Was the property jointly owned or individually? When considering taxes and if its investing a million as one person 500k x 2 for example. How was the proceeds split from the property and who owns what portion?

In terms of good growth and keeping value, you can't have both without assuming risk/volatility during the time frame. You also want to get dividends - why is this, is there a need for this money and/or have a regular withdrawal from it?

If we ignore the withdrawal part. To keep it simple, for the least amount of risk (capital preservation) it would be just interest bearing investments. Although note that interest exemption here is only R23,800 under 65 and R34,500 over 65. So interest over and above this annually threshold will form part of your taxable income. How much tax is depended on how its invested e.g. via two people or one and then income tax rate. Here is a compare for 3 years fixed deposits and current rates and RSA Retail Bonds.

Another option is to have some sort of split and include a portion of exposure to more growth assets like equity in a diversified portfolio e.g. 10% - 20% equity exposure. Read up on Multi Asset low equity class. Note this will have volatility and also fee's involved depending on which fund you invest in.
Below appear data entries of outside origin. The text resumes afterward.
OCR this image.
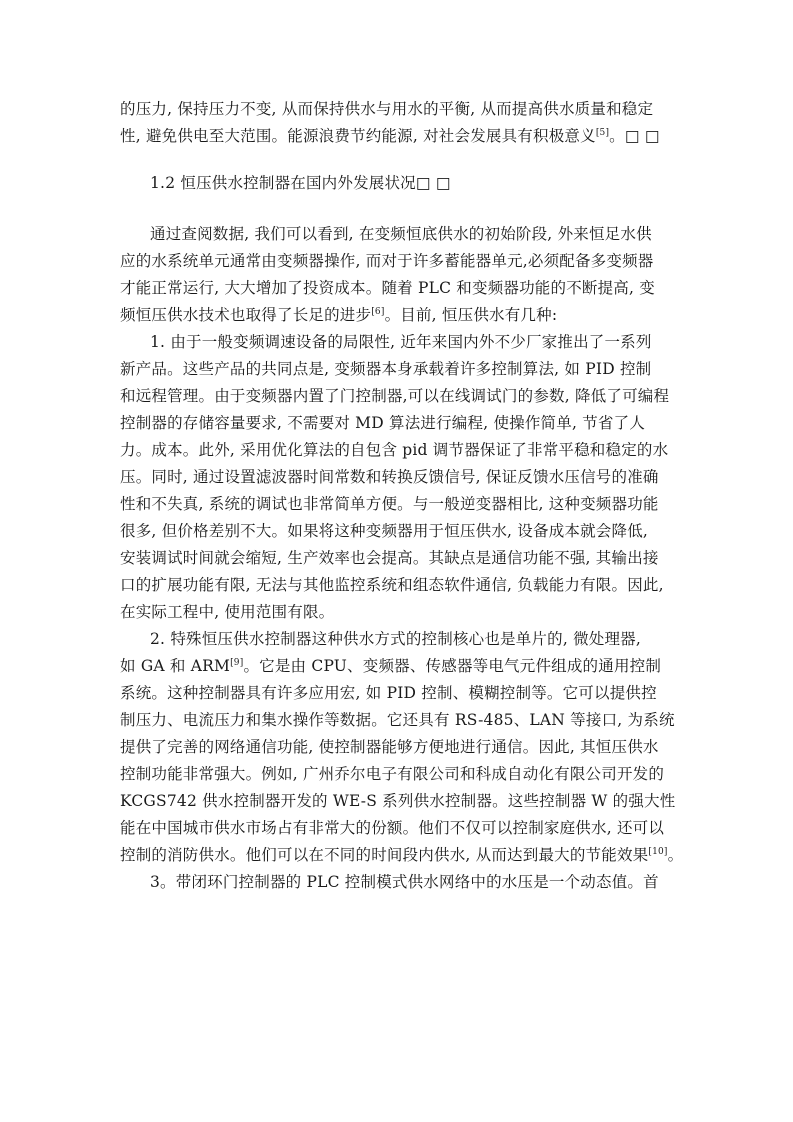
的压力, 保持压力不变, 从而保持供水与用水的平衡, 从而提高供水质量和稳定
性, 避免供电至大范围。能源浪费节约能源, 对社会发展具有积极意义[5]。□ □
1.2 恒压供水控制器在国内外发展状况□ □
通过查阅数据, 我们可以看到, 在变频恒底供水的初始阶段, 外来恒足水供
应的水系统单元通常由变频器操作, 而对于许多蓄能器单元,必须配备多变频器
才能正常运行, 大大增加了投资成本。随着 PLC 和变频器功能的不断提高, 变
频恒压供水技术也取得了长足的进步[6]。目前, 恒压供水有几种:
1. 由于一般变频调速设备的局限性, 近年来国内外不少厂家推出了一系列
新产品。这些产品的共同点是, 变频器本身承载着许多控制算法, 如 PID 控制
和远程管理。由于变频器内置了门控制器,可以在线调试门的参数, 降低了可编程
控制器的存储容量要求, 不需要对 MD 算法进行编程, 使操作简单, 节省了人
力。成本。此外, 采用优化算法的自包含 pid 调节器保证了非常平稳和稳定的水
压。同时, 通过设置滤波器时间常数和转换反馈信号, 保证反馈水压信号的准确
性和不失真, 系统的调试也非常简单方便。与一般逆变器相比, 这种变频器功能
很多, 但价格差别不大。如果将这种变频器用于恒压供水, 设备成本就会降低,
安装调试时间就会缩短, 生产效率也会提高。其缺点是通信功能不强, 其输出接
口的扩展功能有限, 无法与其他监控系统和组态软件通信, 负载能力有限。因此,
在实际工程中, 使用范围有限。
2. 特殊恒压供水控制器这种供水方式的控制核心也是单片的, 微处理器,
如 GA 和 ARM[9]。它是由 CPU、变频器、传感器等电气元件组成的通用控制
系统。这种控制器具有许多应用宏, 如 PID 控制、模糊控制等。它可以提供控
制压力、电流压力和集水操作等数据。它还具有 RS-485、LAN 等接口, 为系统
提供了完善的网络通信功能, 使控制器能够方便地进行通信。因此, 其恒压供水
控制功能非常强大。例如, 广州乔尔电子有限公司和科成自动化有限公司开发的
KCGS742 供水控制器开发的 WE-S 系列供水控制器。这些控制器 W 的强大性
能在中国城市供水市场占有非常大的份额。他们不仅可以控制家庭供水, 还可以
控制的消防供水。他们可以在不同的时间段内供水, 从而达到最大的节能效果[10]。
3。带闭环门控制器的 PLC 控制模式供水网络中的水压是一个动态值。首
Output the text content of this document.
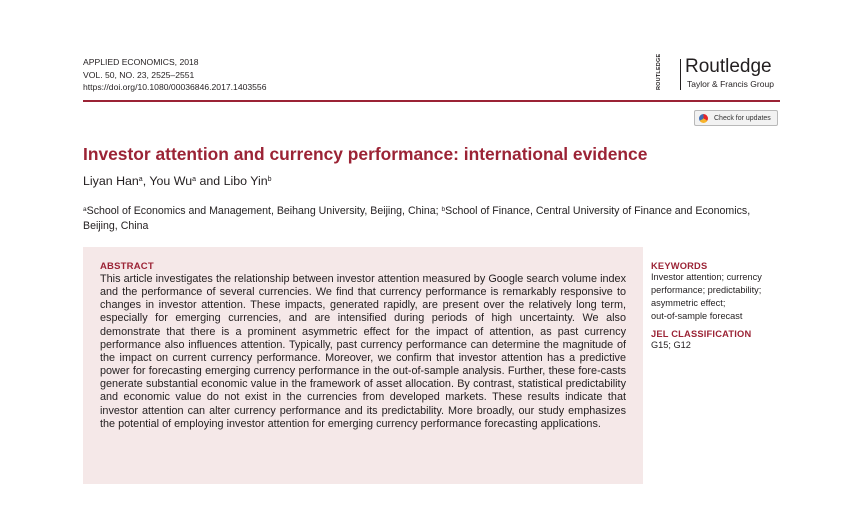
APPLIED ECONOMICS, 2018
VOL. 50, NO. 23, 2525–2551
https://doi.org/10.1080/00036846.2017.1403556	ROUTLEDGE Routledge
Taylor & Francis Group
Check for updates
Investor attention and currency performance: international evidence
Liyan Han$^a$, You Wu$^a$ and Libo Yin$^b$
$^a$School of Economics and Management, Beihang University, Beijing, China; $^b$School of Finance, Central University of Finance and Economics, Beijing, China
ABSTRACT
This article investigates the relationship between investor attention measured by Google search volume index and the performance of several currencies. We find that currency performance is remarkably responsive to changes in investor attention. These impacts, generated rapidly, are present over the relatively long term, especially for emerging currencies, and are intensified during periods of high uncertainty. We also demonstrate that there is a prominent asymmetric effect for the impact of attention, as past currency performance also influences attention. Typically, past currency performance can determine the magnitude of the impact on current currency performance. Moreover, we confirm that investor attention has a predictive power for forecasting emerging currency performance in the out-of-sample analysis. Further, these fore-casts generate substantial economic value in the framework of asset allocation. By contrast, statistical predictability and economic value do not exist in the currencies from developed markets. These results indicate that investor attention can alter currency performance and its predictability. More broadly, our study emphasizes the potential of employing investor attention for emerging currency performance forecasting applications.
KEYWORDS
Investor attention; currency
performance; predictability;
asymmetric effect;
out-of-sample forecast
JEL CLASSIFICATION
G15; G12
This is a less simple option but can be more rewarding with the cost of more volatility and at the same time risk producing returns less than expected vs current fixed deposit options.

All in all, it depends on a few things e.g. who has the million, age, tax rates etc. The need of withdrawal/income from the money. Risk (preservation vs growth tilt)... But above should get you started on thinking and digging a bit.
 
@apostolic1 It’s essential for all of us to realize how easy it is to gamble under the pretext of investing. Why after 3 years ? Not a financial advice but i would let the money sit there for long until it compounds.
 
@apostolic1 Many options for conservative funds at around 7%-9% return and low fees. SA Retail bonds, offshore ETF's on Easy Equities or look at something like 10x's '10x My Future' fund if you don't want to do much research and just want an easy, decent option.